Re: are offsets per consumer or per consumer group?

2018-02-08 Thread Xavier Noria
Thanks very much Luke!


Re: are offsets per consumer or per consumer group?

2018-02-08 Thread Luke Steensen
1) In more recent versions of Kafka, the consumer group coordinator runs on
the broker. Previously, there was a "high level consumer" that spoke
directly to zookeeper and did group management within the client libraries,
but this is no longer used.

2) That depends on when your consumer commits offsets. The normal case is
to commit the offset for a message after that message has been processed.
In that case, the next consumer to be assigned that partition would
reprocess message 77. The other option is to commit offsets as messages are
received but before they are processed. This cause messages to be processed
at most once, instead of at least once.

3) The best way to get at least once processing is to make sure your client
is not configured to automatically commit offsets, and to do so explicitly.
This way you can be sure commits only happen once the result of processing
a message has been durably stored (or whatever needs to happen for your use
case). That doesn't necessarily mean you need to commit immediately after
each individual message, only that when you commit it is only for messages
that have been completely processed.


On Thu, Feb 8, 2018 at 9:37 AM, Xavier Noria  wrote:

> On Thu, Feb 8, 2018 at 4:27 PM, Luke Steensen <
> luke.steen...@braintreepayments.com> wrote:
>
> Offsets are maintained per consumer group. When an individual consumer
> > crashes, the consumer group coordinator will detect that failure and
> > trigger a rebalance. This redistributes the partitions being consumed
> > across the available consumer processes, using the most recently
> committed
> > offset for each as the starting point.
> >
>
> Excellent, the getting started guide uses "consumer" sometimes meaning an
> individual consumer, and sometimes meaning a consumer group. That
> difficults a bit understanding how it works with exactitude. Thanks for
> clarifying.
>
> Let me followup with these questions then:
>
> 1) The group coordinator runs in Kafka? Or is the client library
> responsible for that?
>
> 2) Say that a consumer group has consumers A, B and C, assigned to the 3
> partitions resectively. Consumer A polls and gets messages 75-80, but when
> it is processing message 77 crashes. The coordinator rebalances and assigns
> that partition to some of the other two, but at which offset is that
> partition left?
>
> 3) If the answer is 81, a critical consumer group that cannot miss messages
> is expected to write custom coordination code to avoid missing 77-80? If
> yes, are there best practices out there for doing this?
>


Re: are offsets per consumer or per consumer group?

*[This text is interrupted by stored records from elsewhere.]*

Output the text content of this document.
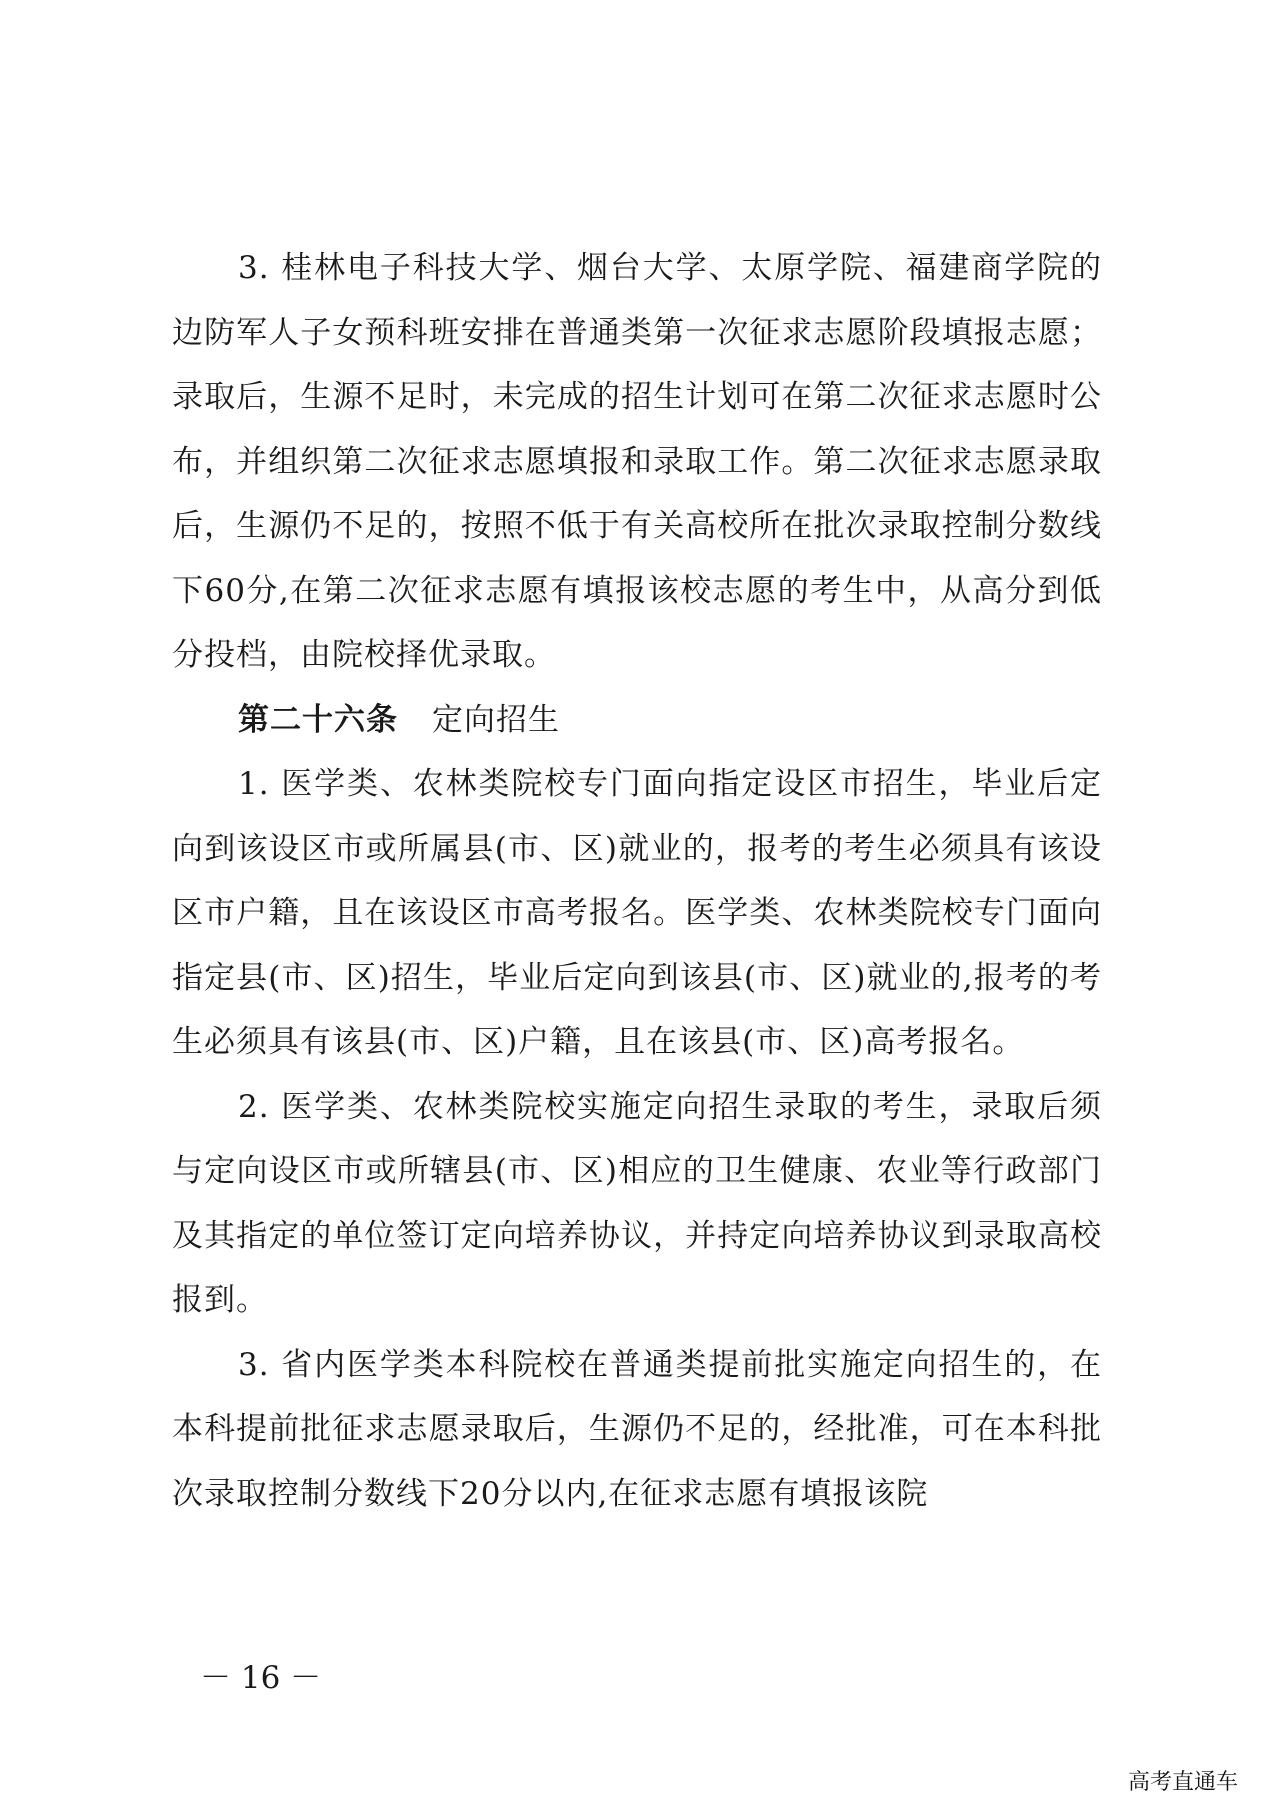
3. 桂林电子科技大学、烟台大学、太原学院、福建商学院的边防军人子女预科班安排在普通类第一次征求志愿阶段填报志愿；录取后，生源不足时，未完成的招生计划可在第二次征求志愿时公布，并组织第二次征求志愿填报和录取工作。第二次征求志愿录取后，生源仍不足的，按照不低于有关高校所在批次录取控制分数线下60分,在第二次征求志愿有填报该校志愿的考生中，从高分到低分投档，由院校择优录取。

第二十六条 定向招生

1. 医学类、农林类院校专门面向指定设区市招生，毕业后定向到该设区市或所属县(市、区)就业的，报考的考生必须具有该设区市户籍，且在该设区市高考报名。医学类、农林类院校专门面向指定县(市、区)招生，毕业后定向到该县(市、区)就业的,报考的考生必须具有该县(市、区)户籍，且在该县(市、区)高考报名。

2. 医学类、农林类院校实施定向招生录取的考生，录取后须与定向设区市或所辖县(市、区)相应的卫生健康、农业等行政部门及其指定的单位签订定向培养协议，并持定向培养协议到录取高校报到。

3. 省内医学类本科院校在普通类提前批实施定向招生的，在本科提前批征求志愿录取后，生源仍不足的，经批准，可在本科批次录取控制分数线下20分以内,在征求志愿有填报该院

－ 16 －
高考直通车
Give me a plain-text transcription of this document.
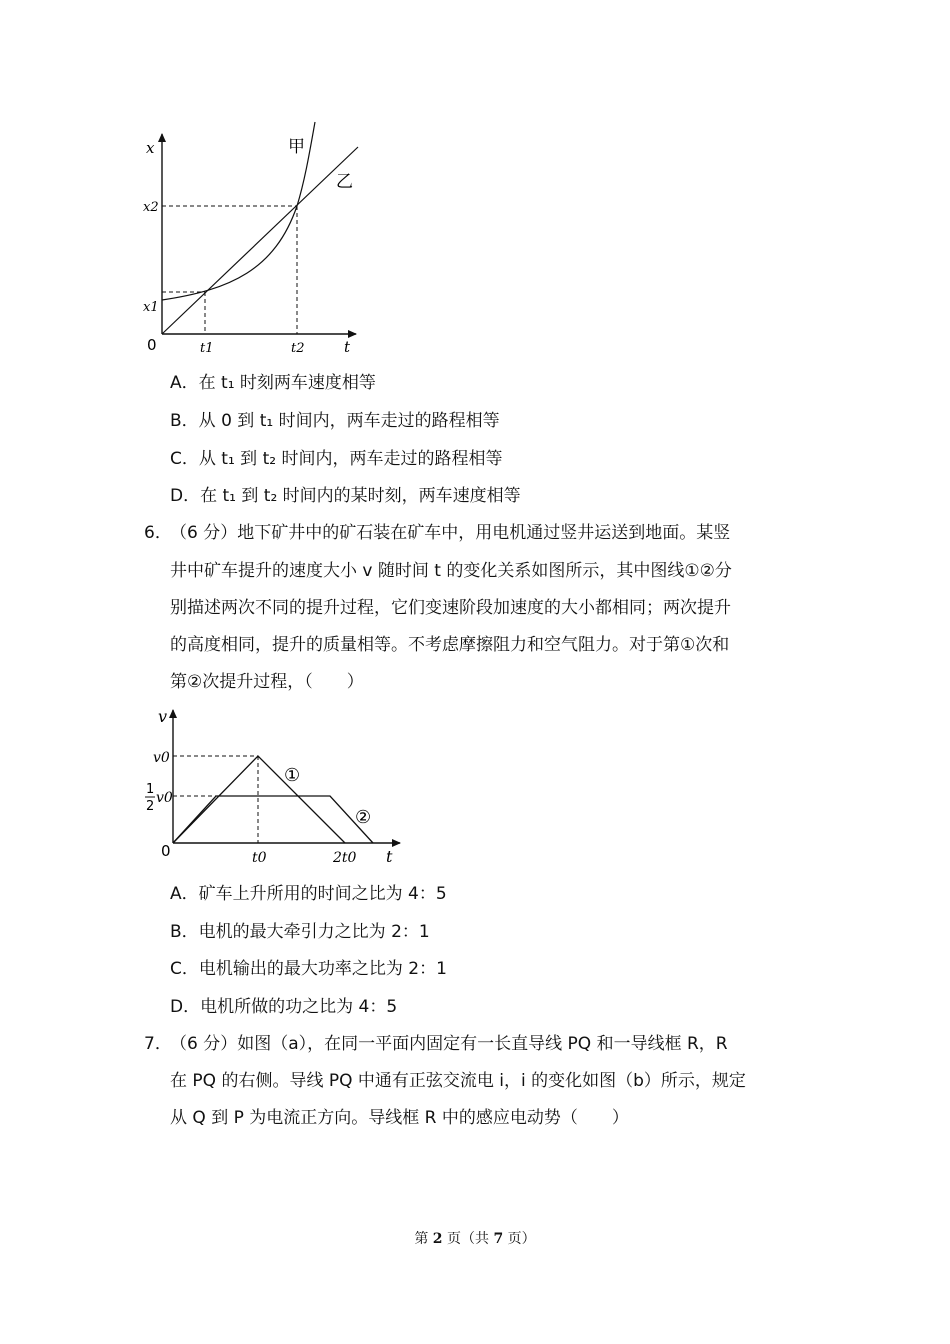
x
t
0
x2
x1
t1	t2
甲
乙
A．在 t₁ 时刻两车速度相等
B．从 0 到 t₁ 时间内，两车走过的路程相等
C．从 t₁ 到 t₂ 时间内，两车走过的路程相等
D．在 t₁ 到 t₂ 时间内的某时刻，两车速度相等
6．
（6 分）地下矿井中的矿石装在矿车中，用电机通过竖井运送到地面。某竖
井中矿车提升的速度大小 v 随时间 t 的变化关系如图所示，其中图线①②分
别描述两次不同的提升过程，它们变速阶段加速度的大小都相同；两次提升
的高度相同，提升的质量相等。不考虑摩擦阻力和空气阻力。对于第①次和
第②次提升过程，（　　）
v
t
0
v0
1
2
v0
t0	2t0
①
②
A．矿车上升所用的时间之比为 4：5
B．电机的最大牵引力之比为 2：1
C．电机输出的最大功率之比为 2：1
D．电机所做的功之比为 4：5
7．
（6 分）如图（a），在同一平面内固定有一长直导线 PQ 和一导线框 R，R
在 PQ 的右侧。导线 PQ 中通有正弦交流电 i，i 的变化如图（b）所示，规定
从 Q 到 P 为电流正方向。导线框 R 中的感应电动势（　　）
第 2 页（共 7 页）
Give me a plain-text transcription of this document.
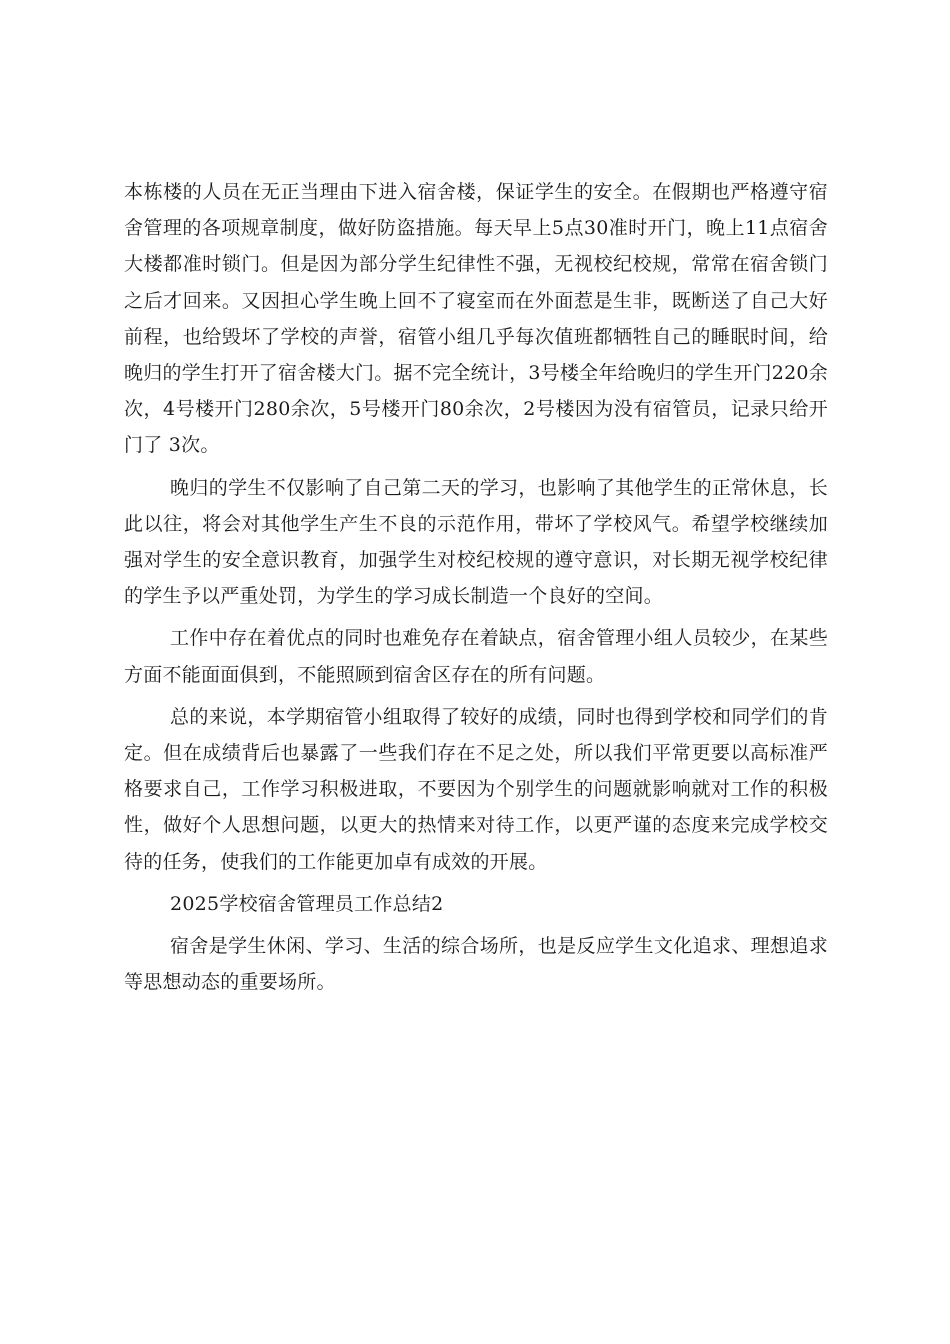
本栋楼的人员在无正当理由下进入宿舍楼，保证学生的安全。在假期也严格遵守宿舍管理的各项规章制度，做好防盗措施。每天早上5点30准时开门，晚上11点宿舍大楼都准时锁门。但是因为部分学生纪律性不强，无视校纪校规，常常在宿舍锁门之后才回来。又因担心学生晚上回不了寝室而在外面惹是生非，既断送了自己大好前程，也给毁坏了学校的声誉，宿管小组几乎每次值班都牺牲自己的睡眠时间，给晚归的学生打开了宿舍楼大门。据不完全统计，3号楼全年给晚归的学生开门220余次，4号楼开门280余次，5号楼开门80余次，2号楼因为没有宿管员，记录只给开门了 3次。

晚归的学生不仅影响了自己第二天的学习，也影响了其他学生的正常休息，长此以往，将会对其他学生产生不良的示范作用，带坏了学校风气。希望学校继续加强对学生的安全意识教育，加强学生对校纪校规的遵守意识，对长期无视学校纪律的学生予以严重处罚，为学生的学习成长制造一个良好的空间。

工作中存在着优点的同时也难免存在着缺点，宿舍管理小组人员较少，在某些方面不能面面俱到，不能照顾到宿舍区存在的所有问题。

总的来说，本学期宿管小组取得了较好的成绩，同时也得到学校和同学们的肯定。但在成绩背后也暴露了一些我们存在不足之处，所以我们平常更要以高标准严格要求自己，工作学习积极进取，不要因为个别学生的问题就影响就对工作的积极性，做好个人思想问题，以更大的热情来对待工作，以更严谨的态度来完成学校交待的任务，使我们的工作能更加卓有成效的开展。

2025学校宿舍管理员工作总结2

宿舍是学生休闲、学习、生活的综合场所，也是反应学生文化追求、理想追求等思想动态的重要场所。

2018-02-08 Thread Xavier Noria
On Thu, Feb 8, 2018 at 4:27 PM, Luke Steensen <
luke.steen...@braintreepayments.com> wrote:

Offsets are maintained per consumer group. When an individual consumer
> crashes, the consumer group coordinator will detect that failure and
> trigger a rebalance. This redistributes the partitions being consumed
> across the available consumer processes, using the most recently committed
> offset for each as the starting point.
>

Excellent, the getting started guide uses "consumer" sometimes meaning an
individual consumer, and sometimes meaning a consumer group. That
difficults a bit understanding how it works with exactitude. Thanks for
clarifying.

Let me followup with these questions then:

1) The group coordinator runs in Kafka? Or is the client library
responsible for that?

2) Say that a consumer group has consumers A, B and C, assigned to the 3
partitions resectively. Consumer A polls and gets messages 75-80, but when
it is processing message 77 crashes. The coordinator rebalances and assigns
that partition to some of the other two, but at which offset is that
partition left?

3) If the answer is 81, a critical consumer group that cannot miss messages
is expected to write custom coordination code to avoid missing 77-80? If
yes, are there best practices out there for doing this?


Re: are offsets per consumer or per consumer group?

2018-02-08 Thread Luke Steensen
Offsets are maintained per consumer group. When an individual consumer
crashes, the consumer group coordinator will detect that failure and
trigger a rebalance. This redistributes the partitions being consumed
across the available consumer processes, using the most recently committed
offset for each as the starting point.


On Thu, Feb 8, 2018 at 6:58 AM, Xavier Noria  wrote:

> Let's suppose a topic has three partitions and two consumer groups
> listening.
>
> The offset maintained by Kafka in each partition is associated with the
> consumer group? Or with the individual consumer polling from that partition
> in each consumer group respectively?
>
> I am trying to understand the system behavior when listeners crash, but in
> order to formulate more questions I need to double-check that before.
>


are offsets per consumer or per consumer group?

2018-02-08 Thread Xavier Noria
Let's suppose a topic has three partitions and two consumer groups
listening.

The offset maintained by Kafka in each partition is associated with the
consumer group? Or with the individual consumer polling from that partition
in each consumer group respectively?

I am trying to understand the system behavior when listeners crash, but in
order to formulate more questions I need to double-check that before.